What do you call a Planned Parenthood supporter, anti-Kavanaugh activist, social media titan and supermodel known for “baring it all," who's also a feminist? Well normal Americans would call her a catwalk strutting oxymoron, but the media would call her “influential” and lavish heaps of praise on her for her “whirlwind career,” while giving her a platform for her wonky lefty politics.
You know, politics like insisting that wearing a burka or supporting Planned Parenthood is the epitome of feminism.
ABC’s Nightline gave celebrity supermodel and social media mogul Emily Ratajkowski an absolutely glowing promotional segment on Monday night. Rebecca Jarvis touted the 28 year-old as “one of today’s biggest celebrities and among the most influential women on social media.” She’s had a “whirlwind of a career” for someone so young, and is mega famous with “almost 25 million Instagram followers.”
Nightline wouldn’t stop, adding, “Emily Ratajkowski isn’t just a social media star, she’s influencing the culture with her own distinct message of body-positivity and feminism.” See that’s the problem. ABC’s claims were combined with images of Ratajkowski protesting Kavanaugh at the US Supreme Court, and posing in lingerie exposing her armpit hair on social media.
Doesn’t sound like she’s taking a stand for much, but still ABC humored her.
“What is your brand of feminism?” the Nightline reporter asked. Ratajkowski responded, “It’s just about the ability to choose; to be whatever kind of woman you want to be, to dress however you want whether it be in a burka or a bikini.”
Ok, so clearly she’s not doing too much thinking. The burka as feminism? Nightline’s picture of her holding an “I Stand With Planned Parenthood” sign as feminism? Still the irony rolled on.

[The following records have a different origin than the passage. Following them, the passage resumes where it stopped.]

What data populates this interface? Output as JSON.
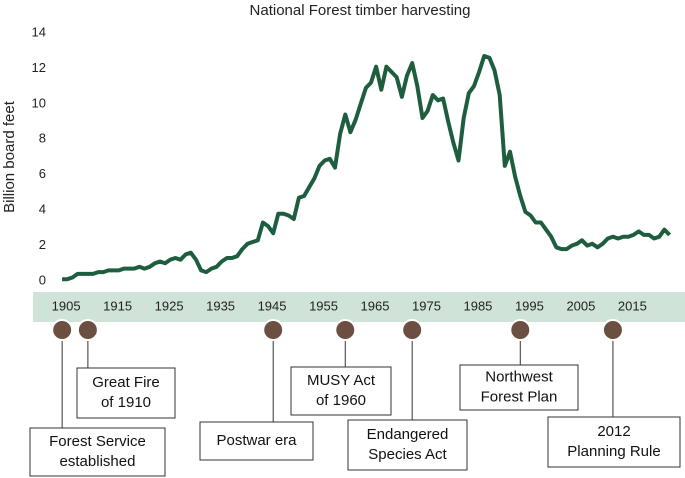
{
  "chart_data": {
    "type": "line",
    "title": "National Forest timber harvesting",
    "y_label": "Billion board feet",
    "x": [
      1905,
      1906,
      1907,
      1908,
      1909,
      1910,
      1911,
      1912,
      1913,
      1914,
      1915,
      1916,
      1917,
      1918,
      1919,
      1920,
      1921,
      1922,
      1923,
      1924,
      1925,
      1926,
      1927,
      1928,
      1929,
      1930,
      1931,
      1932,
      1933,
      1934,
      1935,
      1936,
      1937,
      1938,
      1939,
      1940,
      1941,
      1942,
      1943,
      1944,
      1945,
      1946,
      1947,
      1948,
      1949,
      1950,
      1951,
      1952,
      1953,
      1954,
      1955,
      1956,
      1957,
      1958,
      1959,
      1960,
      1961,
      1962,
      1963,
      1964,
      1965,
      1966,
      1967,
      1968,
      1969,
      1970,
      1971,
      1972,
      1973,
      1974,
      1975,
      1976,
      1977,
      1978,
      1979,
      1980,
      1981,
      1982,
      1983,
      1984,
      1985,
      1986,
      1987,
      1988,
      1989,
      1990,
      1991,
      1992,
      1993,
      1994,
      1995,
      1996,
      1997,
      1998,
      1999,
      2000,
      2001,
      2002,
      2003,
      2004,
      2005,
      2006,
      2007,
      2008,
      2009,
      2010,
      2011,
      2012,
      2013,
      2014,
      2015,
      2016,
      2017,
      2018,
      2019,
      2020,
      2021,
      2022,
      2023
    ],
    "series": [
      {
        "name": "Timber harvest",
        "color": "#1e5e3e",
        "values": [
          0.1,
          0.1,
          0.2,
          0.4,
          0.4,
          0.4,
          0.4,
          0.5,
          0.5,
          0.6,
          0.6,
          0.6,
          0.7,
          0.7,
          0.7,
          0.8,
          0.7,
          0.8,
          1.0,
          1.1,
          1.0,
          1.2,
          1.3,
          1.2,
          1.5,
          1.6,
          1.2,
          0.6,
          0.5,
          0.7,
          0.8,
          1.1,
          1.3,
          1.3,
          1.4,
          1.8,
          2.1,
          2.2,
          2.3,
          3.3,
          3.1,
          2.7,
          3.8,
          3.8,
          3.7,
          3.5,
          4.7,
          4.8,
          5.3,
          5.8,
          6.5,
          6.8,
          6.9,
          6.4,
          8.3,
          9.4,
          8.4,
          9.1,
          10.0,
          10.9,
          11.2,
          12.1,
          10.8,
          12.1,
          11.8,
          11.5,
          10.4,
          11.6,
          12.3,
          11.0,
          9.2,
          9.6,
          10.5,
          10.2,
          10.3,
          9.0,
          7.8,
          6.8,
          9.2,
          10.6,
          11.0,
          11.8,
          12.7,
          12.6,
          11.9,
          10.5,
          6.5,
          7.3,
          5.9,
          4.8,
          3.9,
          3.7,
          3.3,
          3.3,
          2.9,
          2.5,
          1.9,
          1.8,
          1.8,
          2.0,
          2.1,
          2.3,
          2.0,
          2.1,
          1.9,
          2.1,
          2.4,
          2.5,
          2.4,
          2.5,
          2.5,
          2.6,
          2.8,
          2.6,
          2.6,
          2.4,
          2.5,
          2.9,
          2.6
        ]
      }
    ],
    "xlim": [
      1904,
      2026
    ],
    "xticks": [
      1905,
      1915,
      1925,
      1935,
      1945,
      1955,
      1965,
      1975,
      1985,
      1995,
      2005,
      2015
    ],
    "ylim": [
      0,
      14
    ],
    "yticks": [
      0,
      2,
      4,
      6,
      8,
      10,
      12,
      14
    ],
    "grid": false,
    "events": [
      {
        "year": 1905,
        "text": [
          "Forest Service",
          "established"
        ]
      },
      {
        "year": 1910,
        "text": [
          "Great Fire",
          "of 1910"
        ]
      },
      {
        "year": 1946,
        "text": [
          "Postwar era"
        ]
      },
      {
        "year": 1960,
        "text": [
          "MUSY Act",
          "of 1960"
        ]
      },
      {
        "year": 1973,
        "text": [
          "Endangered",
          "Species Act"
        ]
      },
      {
        "year": 1994,
        "text": [
          "Northwest",
          "Forest Plan"
        ]
      },
      {
        "year": 2012,
        "text": [
          "2012",
          "Planning Rule"
        ]
      }
    ]
  }
}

Nightline continued, saying, “She’s turning heads and raising eyebrows with her skin-baring posts.” Oh but Ratajkowski can spin that as activism rather than blatant exhibitionism right quick. “Why do you think of nudity as expressing yourself as a feminist? There are people who say that is not the case.” She replied, “I don’t actually believe that nudity is expressing yourself. I think that choosing to represent your body however you choose is an empowering thing.”
So let us get this straight, displaying your nude self has no bearing on your status as a person, but it still somehow supposedly gives you power? Yeah it doesn’t make much sense.
Adding to the incoherence, Ratajkowski responded to the interviewers’ questions about “owning the narrative” by claiming, “We shouldn’t be taking women for how they represent themselves, or their body or even their sexual past and judging them for those things … It’s not something we do with men.”
If this has anything to do with Justice Brett Kavanaugh, (whom she was arrested for protesting against) then that’s BS. The man’s entire social standing was all but destroyed based on a false judgment of his sexual past. It sounded like something a white man of privilege would do so why not? Disgusting.
And as far as the other stuff, Ratajkowski is the kind of independent thinker who thinks doing whatever she wants is activism and that includes killing innocent unborn children and having women wear clothing that denotes male ownership over them. Let’s just call her a model and leave it at that.